Jichan é o segundo a contar do topo, todos os outros não são identificados nesta fotografia de cerca de 1904 tirada no Japão.

O avô do meu coração sempre será o pai do meu pai, o avô Araki (nascido Kaneda, mas adotando o nome Araki como yoshi) , a quem chamei de Jichan. Ele me deu o presente precioso do amor incondicional. Achei que Jichan fosse seu nome de batismo. Na verdade, era uma versão infantil de ojisan , que significa “velho” ou “avô” em japonês. O verdadeiro nome de Jichan era Nisaku.

Certa vez, meu avô me perguntou por que eu o chamava de Jichan. Eu disse a ele que todos os nomes dos meus amigos terminavam em chan e como ele era meu amigo, adicionei chan ao nome dele também. Jichan sorriu encantado com a minha resposta, dando-me um amplo e caloroso sorriso de aprovação e uma risada profunda. Posso vê-lo naquele momento, curvando-se para olhar meu rosto, com as mãos nos joelhos. O rosto largo e quadrado de Jichan, com belas sobrancelhas pretas e grossas, um nariz arrebitado e deselegante e uma testa larga e alta, acentuada por uma linha fina recuada, sorria para mim. Ele se abaixou ainda mais para me deixar subir em suas costas e me dar uma carona no ombu (nas costas). Embora estivesse atrás de arame farpado no Acampamento Minidoka, eu me sentia seguro e protegido em suas costas largas, no topo do mundo.

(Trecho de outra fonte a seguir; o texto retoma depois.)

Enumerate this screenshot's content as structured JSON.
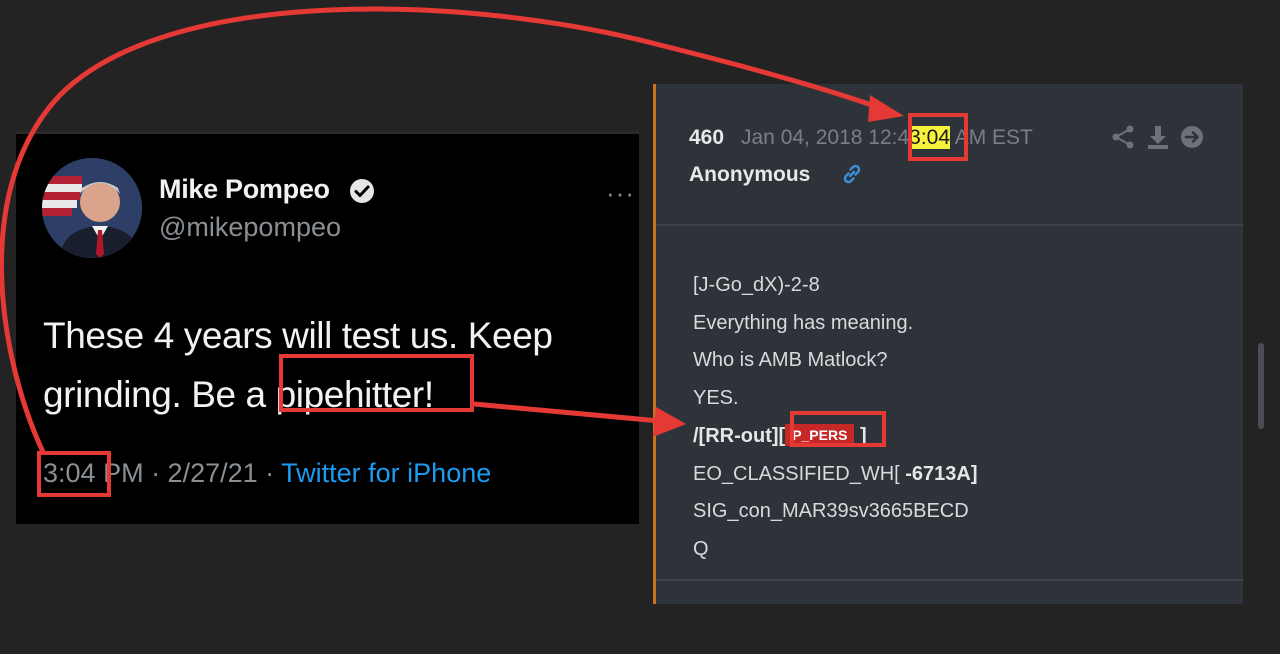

Jichan está na extrema direita, todos os outros não são identificados nesta foto de cerca de 1904.

Quando Jichan entrou nos EUA através do Canadá em 1906, ele tinha cerca de 20 anos. Chachan, ou Shinsaku Kaneda, irmão mais velho de Jichan, entrou nos EUA alguns meses depois de Jichan e eles frequentemente trabalhavam juntos. Uma das primeiras aventuras americanas de Jichan e Chachan deve ter ocorrido entre 1906, ano da chegada de Jichan à América, e 1909, ano de seu emprego no Seattle Rainier Club, na ilha de San Juan. É a ilha principal de um grupo de ilhas que chamamos de “San Juans”, localizada perto do Canadá, no estado de Washington, explorada por russos, espanhóis e britânicos, em busca da lendária Passagem Noroeste que liga os oceanos Atlântico e Pacífico.

Um dia, em volta da mesa de jantar da família, perguntei à minha mãe sobre o trabalho de Jichan nas instalações de McMillin em Roche Harbor, na ilha de San Juan. A mãe disse que Jichan era jardineiro e ela cantarolava uma música sorrindo e fingia regar delicadamente as plantas, dizendo que Jichan sempre parecia conseguir os trabalhos mais fáceis. É claro que mamãe e eu sabíamos que jardinagem é um trabalho árduo. Mesmo assim, o trabalho de Chachan era ainda mais exigente fisicamente do que o trabalho de jardinagem de Jichan. Segundo meu pai, Chachan transportava pesados ​​barris de cal no cais de Roche Harbor. Papai disse que Chachan era, embora magro e “...um rapazinho”, muito forte e orgulhoso, até mesmo arrogante, de sua força. Mais tarde li que aqueles barris de calcário que Chachan movia pesavam noventa quilos!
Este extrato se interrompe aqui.